Bexley has applied for an American Electric Power grant to place electric-vehicle charging stations throughout the city, Mayor Ben Kessler said.

The city has applied for a grant program that AEP announced last August to encourage the installation of vehicle-charging stations at public sites, workplaces and apartment complexes throughout Ohio, Kessler said. If AEP awards the grant to Bexley, he said, four new stations would complement the two existing charging stations at Bexley City Hall, 2242 E. Main St.

"The difference in the locations we're looking at now would be street parking, and we would anticipate that it would be through a vendor that charges for the provision of the electricity," Kessler said Feb. 19 during Bexley City Council's meeting. "We can work with them to charge (motorists who use the stations), based upon cost."

Kessler said potential locations the city is considering for the new stations are near the Bexley Public Library, 2411 E. Main St.; Drexel Avenue just north of Graeter's Ice Cream, 2282 E. Main St.; Cassady Avenue just north of East Main Street; Cassady Avenue between Ruhl and Columbus avenues; the tennis court parking lot at Jeffrey Park, 165 N. Parkview Ave.; and at the city service garage on Delmar Drive.

"We're trying to prioritize where we're getting the most vehicular traffic, the most consistent parking," Kessler said, as the list would be whittled to four sites.

Bill Dorman, the city's service director, said the city took into account where residential areas would not be affected by the charging stations.

"Any above-ground structures, we're trying to be sensitive of residents' views," Dorman said.

The AEP grant would cover the cost of installing the stations, but the costs still are being determined, Kessler said.

"They vary in cost of installation," he said.

Responding to the idea of partnering with a vendor that would charge motorists to use the stations, Councilman Tim Madison said the city doesn't charge for the existing stations at city hall and asked why the new stations would cost motorists.

The city initially considered charging motorists to use the stations at city hall, but decided against it, Kessler said.

"We looked around at every other city, and we would be the only city charging for our onsite chargers," Kessler said, "so we maintained a parity with other city halls."

City Auditor Bill Harvey asked Kessler if businesses near the new charging stations would be affected.

"It limits anybody who doesn't have an electric car from parking there, which means a majority of their potential customers can't park there," Harvey said.

Kessler said he plans to discuss the charging stations with local businesses.
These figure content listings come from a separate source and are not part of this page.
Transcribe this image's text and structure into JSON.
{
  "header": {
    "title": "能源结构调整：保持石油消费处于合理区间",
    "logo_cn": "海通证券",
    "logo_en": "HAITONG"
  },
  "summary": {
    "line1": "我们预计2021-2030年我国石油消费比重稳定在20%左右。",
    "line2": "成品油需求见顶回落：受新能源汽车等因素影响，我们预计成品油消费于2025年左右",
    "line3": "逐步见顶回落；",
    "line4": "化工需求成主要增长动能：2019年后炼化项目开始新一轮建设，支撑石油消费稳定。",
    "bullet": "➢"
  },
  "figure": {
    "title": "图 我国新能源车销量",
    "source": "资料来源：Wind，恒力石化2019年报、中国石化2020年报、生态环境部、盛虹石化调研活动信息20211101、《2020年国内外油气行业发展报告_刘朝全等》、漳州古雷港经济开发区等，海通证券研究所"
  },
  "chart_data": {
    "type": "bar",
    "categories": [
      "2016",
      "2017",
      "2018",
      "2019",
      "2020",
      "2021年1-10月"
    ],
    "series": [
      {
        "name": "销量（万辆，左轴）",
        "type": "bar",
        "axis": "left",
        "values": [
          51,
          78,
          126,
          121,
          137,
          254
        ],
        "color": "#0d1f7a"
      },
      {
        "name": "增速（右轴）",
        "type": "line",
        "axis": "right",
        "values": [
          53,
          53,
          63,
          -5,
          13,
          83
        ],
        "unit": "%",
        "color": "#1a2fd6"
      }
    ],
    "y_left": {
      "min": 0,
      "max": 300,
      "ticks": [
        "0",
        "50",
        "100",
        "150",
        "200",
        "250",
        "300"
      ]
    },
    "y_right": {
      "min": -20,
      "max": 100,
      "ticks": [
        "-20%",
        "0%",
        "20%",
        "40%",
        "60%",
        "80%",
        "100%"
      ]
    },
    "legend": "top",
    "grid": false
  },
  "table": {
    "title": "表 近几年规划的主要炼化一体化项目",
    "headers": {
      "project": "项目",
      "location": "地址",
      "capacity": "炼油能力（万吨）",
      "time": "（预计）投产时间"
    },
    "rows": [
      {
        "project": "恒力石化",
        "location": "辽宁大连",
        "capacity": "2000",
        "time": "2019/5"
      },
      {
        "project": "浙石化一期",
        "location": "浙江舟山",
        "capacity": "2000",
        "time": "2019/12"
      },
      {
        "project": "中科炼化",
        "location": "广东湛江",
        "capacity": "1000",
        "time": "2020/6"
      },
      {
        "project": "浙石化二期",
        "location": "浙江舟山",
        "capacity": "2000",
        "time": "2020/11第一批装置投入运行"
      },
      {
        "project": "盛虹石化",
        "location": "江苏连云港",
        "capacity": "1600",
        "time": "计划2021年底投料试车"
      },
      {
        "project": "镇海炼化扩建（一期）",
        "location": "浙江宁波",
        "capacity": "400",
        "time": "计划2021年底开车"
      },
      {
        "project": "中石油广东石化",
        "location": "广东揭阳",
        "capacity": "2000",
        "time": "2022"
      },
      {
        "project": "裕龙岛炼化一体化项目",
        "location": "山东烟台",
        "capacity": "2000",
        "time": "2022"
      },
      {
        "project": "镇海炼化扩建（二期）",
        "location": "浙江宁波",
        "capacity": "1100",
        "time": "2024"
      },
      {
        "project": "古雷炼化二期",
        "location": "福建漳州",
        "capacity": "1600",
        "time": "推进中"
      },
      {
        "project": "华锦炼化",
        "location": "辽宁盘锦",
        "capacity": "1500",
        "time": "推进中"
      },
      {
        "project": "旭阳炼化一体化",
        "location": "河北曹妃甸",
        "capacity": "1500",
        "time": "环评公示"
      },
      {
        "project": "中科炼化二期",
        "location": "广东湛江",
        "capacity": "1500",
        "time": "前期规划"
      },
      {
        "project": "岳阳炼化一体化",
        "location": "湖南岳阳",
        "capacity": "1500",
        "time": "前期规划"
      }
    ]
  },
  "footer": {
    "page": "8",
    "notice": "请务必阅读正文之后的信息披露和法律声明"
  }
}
He said most people who use the existing charging stations at city hall patronize nearby businesses.

"It's a marketing tool, and it's actually an amenity to businesses, as opposed to a detraction, in my opinion," Kessler said.

"Because what you're doing is positioning Bexley as yet more of a destination to where consumers coming throughout the region are finding a convenient place to charge while they're also shopping," he said.

Dorman cited the Easton Town Center as an example of retail centers in the region that have charging stations for electric vehicles.

"If anyone goes to Easton, the best parking spaces in their garage are by the door," Dorman said, "and they're all mostly dedicated for EV."